POIDS : Je ne pensais pas que le film était aussi intéressant pour moi que le livre lorsque je suis revenu le lire. Les différences sont qu’il est important que le personnage de Zoyd soit similaire à tout ce que le gars…

AG : Bob, puis Pat. Tout le monde a plusieurs noms.

POIDS : Et puis la femme, le personnage Frenesi, est…

VVG : Perfidia Beverly Hills.

POIDS : Perfidia Beverly Hills. Elle reçoit donc un nom à la Pynchon. Le personnage dans VinelandFrenesi, est blanche et elle aime être fasciste. Il y a un passage où elle parle de son attirance pour la simplicité de ce qu’elle fait, par opposition à la culture de la drogue dans laquelle elle a été impliquée. C’est vraiment une convertie. Ce n’est pas le cas de Perfidia Beverly Hills, qui est essentiellement victime de chantage parce qu’elle veut protéger sa fille. Est-ce que je lis bien ?

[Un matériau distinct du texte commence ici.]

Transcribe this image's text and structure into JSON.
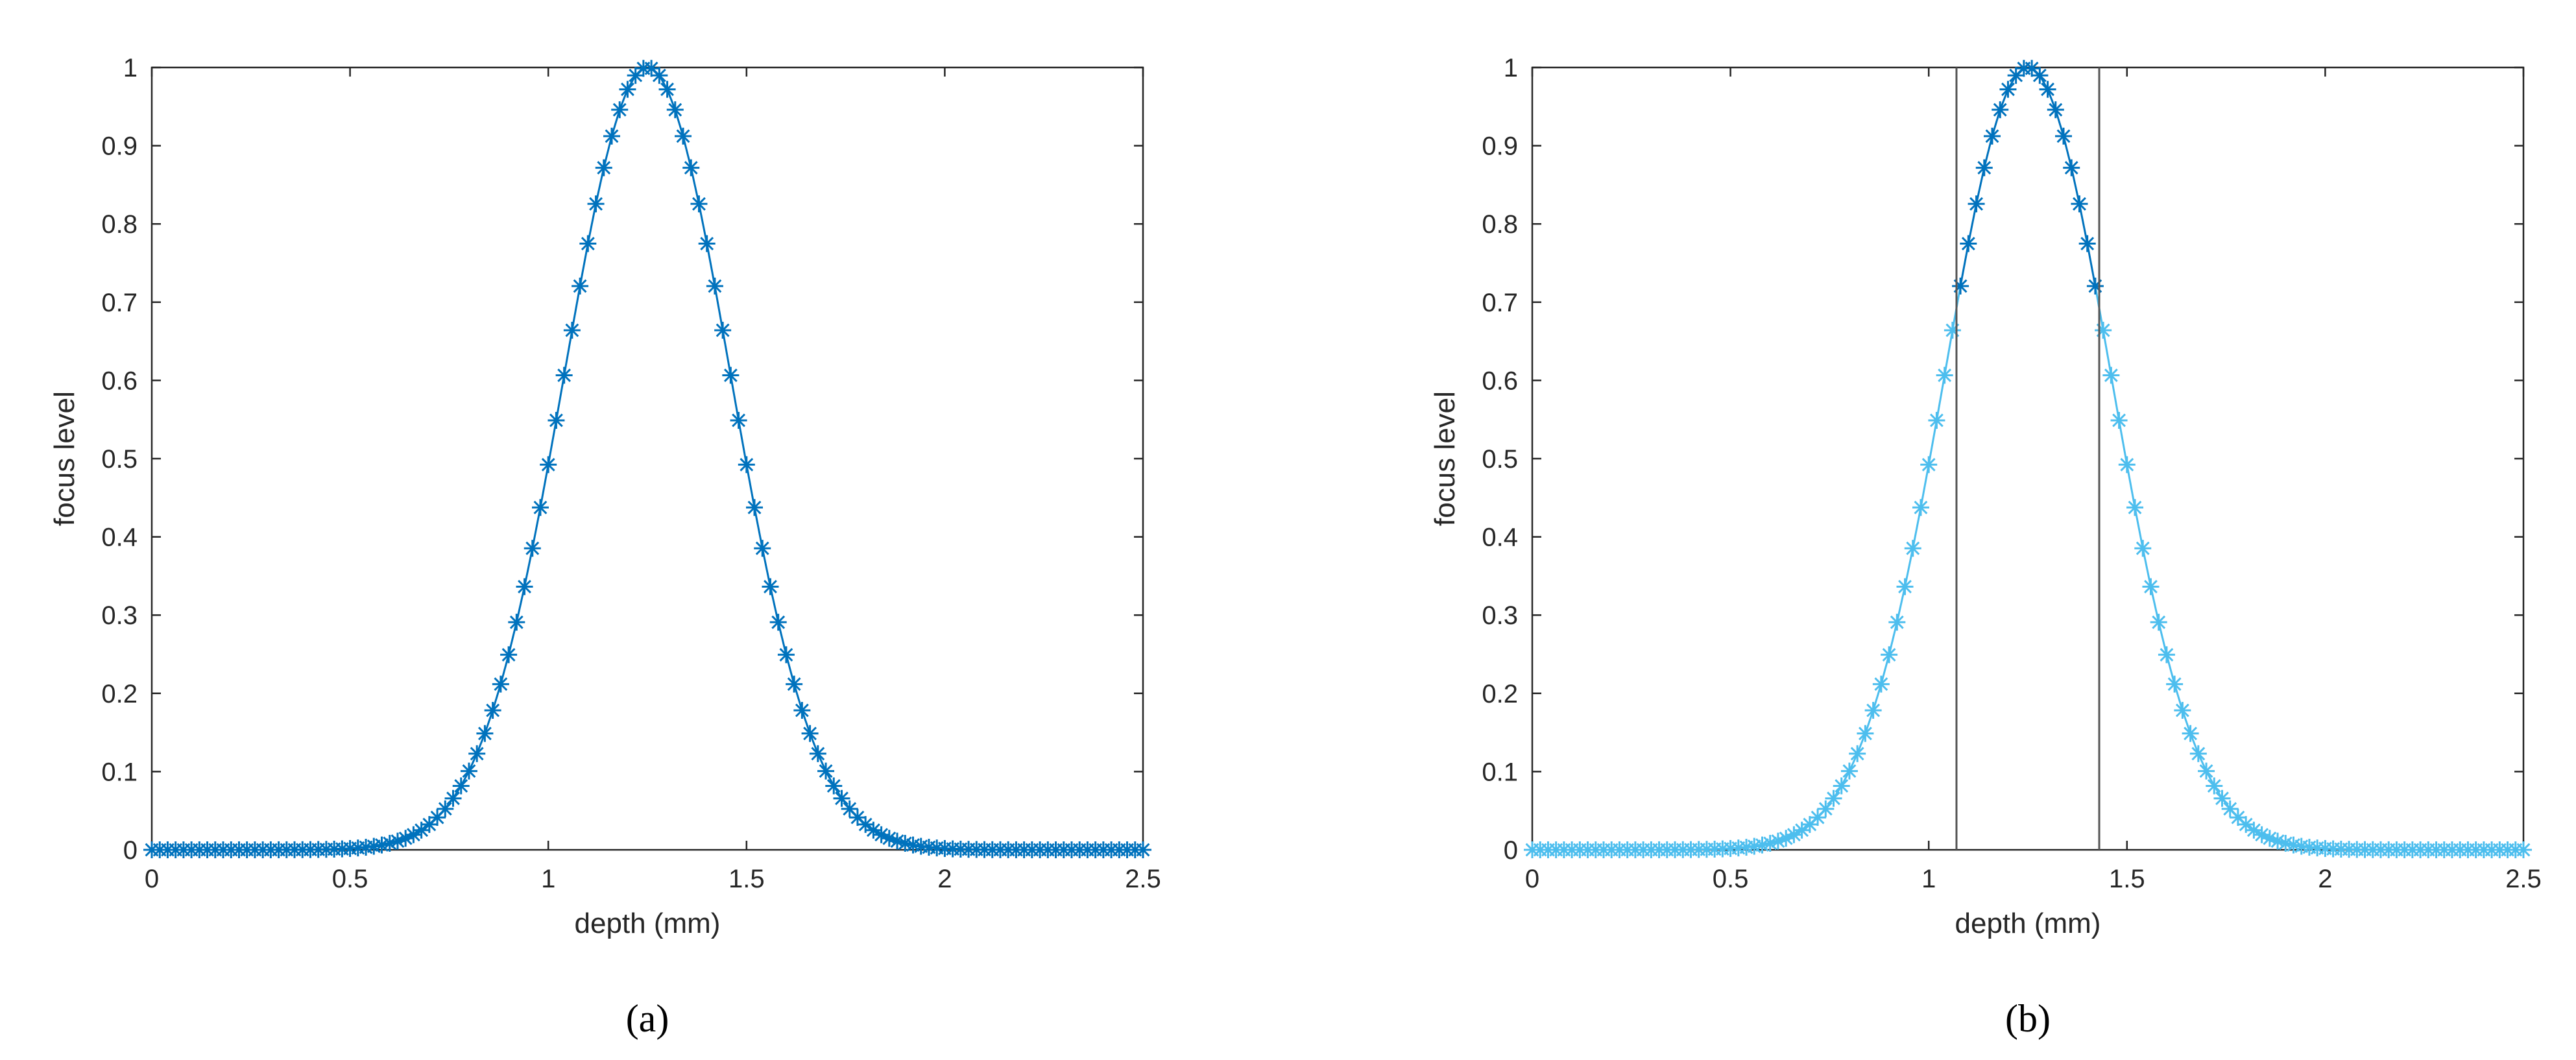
{
  "chart_data": [
    {
      "type": "line",
      "panel_label": "(a)",
      "xlabel": "depth (mm)",
      "ylabel": "focus level",
      "xlim": [
        0,
        2.5
      ],
      "ylim": [
        0,
        1
      ],
      "xticks": [
        0,
        0.5,
        1,
        1.5,
        2,
        2.5
      ],
      "xtick_labels": [
        "0",
        "0.5",
        "1",
        "1.5",
        "2",
        "2.5"
      ],
      "yticks": [
        0,
        0.1,
        0.2,
        0.3,
        0.4,
        0.5,
        0.6,
        0.7,
        0.8,
        0.9,
        1
      ],
      "ytick_labels": [
        "0",
        "0.1",
        "0.2",
        "0.3",
        "0.4",
        "0.5",
        "0.6",
        "0.7",
        "0.8",
        "0.9",
        "1"
      ],
      "grid": false,
      "marker": "asterisk",
      "series": [
        {
          "function": "gaussian",
          "mean": 1.25,
          "sigma": 0.21,
          "amplitude": 1,
          "sample_start": 0,
          "sample_step": 0.02,
          "sample_end": 2.5,
          "color": "#0072BD"
        }
      ]
    },
    {
      "type": "line",
      "panel_label": "(b)",
      "xlabel": "depth (mm)",
      "ylabel": "focus level",
      "xlim": [
        0,
        2.5
      ],
      "ylim": [
        0,
        1
      ],
      "xticks": [
        0,
        0.5,
        1,
        1.5,
        2,
        2.5
      ],
      "xtick_labels": [
        "0",
        "0.5",
        "1",
        "1.5",
        "2",
        "2.5"
      ],
      "yticks": [
        0,
        0.1,
        0.2,
        0.3,
        0.4,
        0.5,
        0.6,
        0.7,
        0.8,
        0.9,
        1
      ],
      "ytick_labels": [
        "0",
        "0.1",
        "0.2",
        "0.3",
        "0.4",
        "0.5",
        "0.6",
        "0.7",
        "0.8",
        "0.9",
        "1"
      ],
      "grid": false,
      "marker": "asterisk",
      "series": [
        {
          "function": "gaussian",
          "mean": 1.25,
          "sigma": 0.21,
          "amplitude": 1,
          "sample_start": 0,
          "sample_step": 0.02,
          "sample_end": 2.5,
          "color": "#4DBEEE",
          "highlight_color": "#0072BD",
          "highlight_range": [
            1.07,
            1.43
          ]
        }
      ],
      "vertical_lines": [
        1.07,
        1.43
      ],
      "vertical_line_color": "#555555"
    }
  ]
}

AG : Je suis d’accord avec toi à propos de Perfidia. Je ne sais pas pour Frenesi, c’est un personnage très intéressant. Je la vois davantage comme le symbole d’une attirance pour le fascisme, plutôt que comme les actions de son personnage sont littérales. Dans le film, les personnages sont beaucoup plus humains. Dans le travail de Pynchon, il s’intéresse davantage à la critique de la société dans son ensemble qu’à raconter une histoire sur ce qui se passe dans la tête de cette femme lorsqu’elle couche avec un flic.

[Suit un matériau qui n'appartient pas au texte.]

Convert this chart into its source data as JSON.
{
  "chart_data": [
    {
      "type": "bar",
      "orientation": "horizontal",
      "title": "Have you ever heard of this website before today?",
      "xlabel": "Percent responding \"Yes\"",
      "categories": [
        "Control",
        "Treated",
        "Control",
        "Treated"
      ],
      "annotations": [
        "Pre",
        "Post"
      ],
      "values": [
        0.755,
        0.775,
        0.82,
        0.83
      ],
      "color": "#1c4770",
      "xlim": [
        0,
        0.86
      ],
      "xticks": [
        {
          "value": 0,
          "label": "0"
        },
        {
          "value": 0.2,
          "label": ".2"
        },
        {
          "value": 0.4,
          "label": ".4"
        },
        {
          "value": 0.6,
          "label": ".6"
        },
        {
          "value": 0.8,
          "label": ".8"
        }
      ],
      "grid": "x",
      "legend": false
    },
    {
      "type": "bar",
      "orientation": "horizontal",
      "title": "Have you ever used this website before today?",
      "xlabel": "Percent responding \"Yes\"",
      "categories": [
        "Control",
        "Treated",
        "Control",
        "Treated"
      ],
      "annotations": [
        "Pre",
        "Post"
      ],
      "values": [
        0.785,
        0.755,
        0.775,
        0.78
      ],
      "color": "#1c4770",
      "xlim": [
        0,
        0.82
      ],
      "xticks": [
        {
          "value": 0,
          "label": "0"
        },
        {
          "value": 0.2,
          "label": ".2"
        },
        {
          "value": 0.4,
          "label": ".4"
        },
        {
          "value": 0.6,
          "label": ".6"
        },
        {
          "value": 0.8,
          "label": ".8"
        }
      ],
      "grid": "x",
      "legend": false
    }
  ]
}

POIDS : J’y pensais à partir de la page 72 Vinelandoù elle parle de basculement, et elle dit : « Il y avait ici un monde de simplicité et de certitude. Aucun tête acide, aucun anarchiste révolutionnaire ne trouverait jamais un monde basé sur le un et le zéro de la vie et de la mort, minimal, beau, les modèles de morts et de vies. » C’est elle qui pense à son monde d’informateur, et cela ressemble beaucoup à ce passage que vous avez lu plus tôt aussi. Elle a une attirance pour ce genre de minimalisme, ce que j’appellerais fasciste, le genre de manque de désordre.

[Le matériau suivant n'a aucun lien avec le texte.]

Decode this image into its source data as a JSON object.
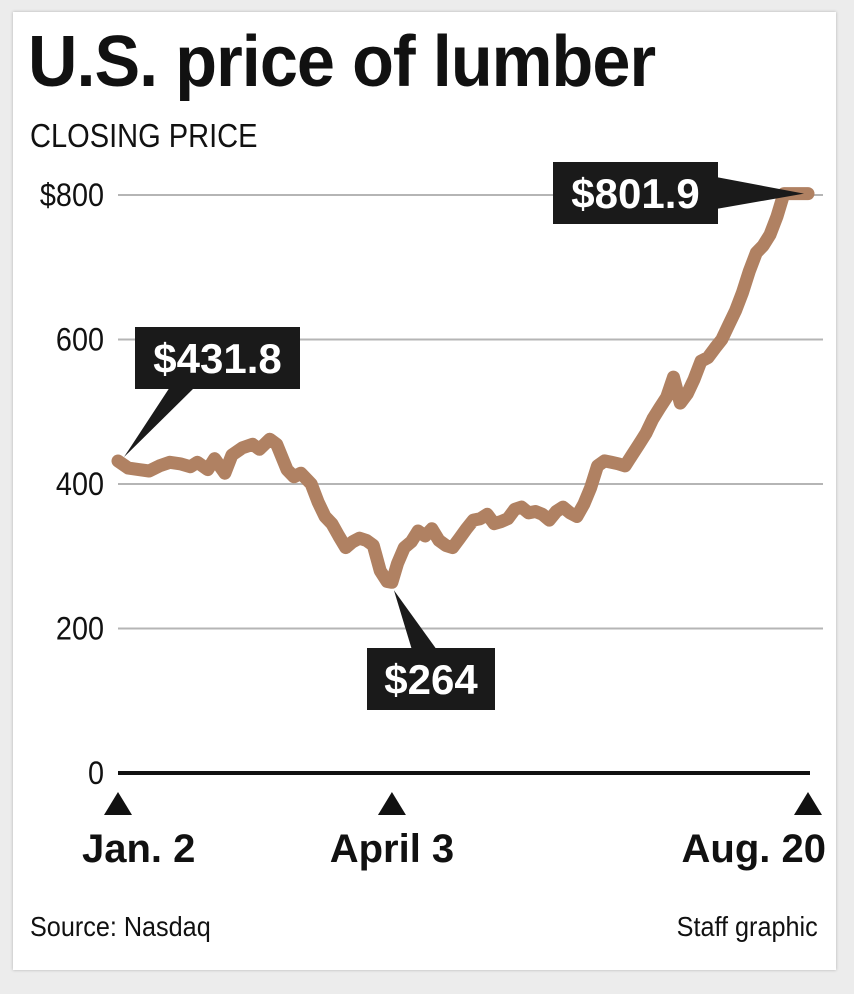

VVG : Je pense que les livres sont bien meilleurs pour critiquer les systèmes que les films en général. C’est peut-être une chose dangereuse à dire, mais ce que vous dites me fait aussi souhaiter que Boots Riley ait adapté ce livre.

AG : Peut-être que d’autres personnes nous adapteront davantage, car il y a tellement de choses là-dedans. Il y a tellement de façons différentes de prendre l’histoire. Je pense aussi que la propre vie de Paul Thomas Anderson – il est marié à Maya Rudolph, une femme noire, il a des enfants avec elle – cet élément est évidemment autobiographique. Et pour aller plus loin, les fins sont complètement différentes. La fin. Vineland Il fait sombre, et c’est Prairie qui – dans le film, son personnage s’appelle Willa – aspire fondamentalement à ce que Brock Vond réapparaisse. Il est sur le point de l’enlever, puis le financement de son programme lui est retiré – ce qui est également drôle d’une autre manière, car même le fasciste va perdre son financement à la fin de l’année. Vineland– mais ensuite il disparaît et elle espère qu’il reviendra. Il y a cette attirance qui vient de sa mère, l’idée de l’attrait américain pour cet autoritarisme. Alors que dans le film, elle est douce et amusante : « Oh, les enfants vont nous sauver. Désolé de t’avoir laissé un monde foutu, mais au moins tu sais que tu vas à la manifestation. » Ce n’est tout simplement pas du tout ce qui se passe Vineland.

 

Transcrit par Otter.ai. Condensé et édité par Rebecca Kilroy. Illustration de John Biggs pour Affaires courantes.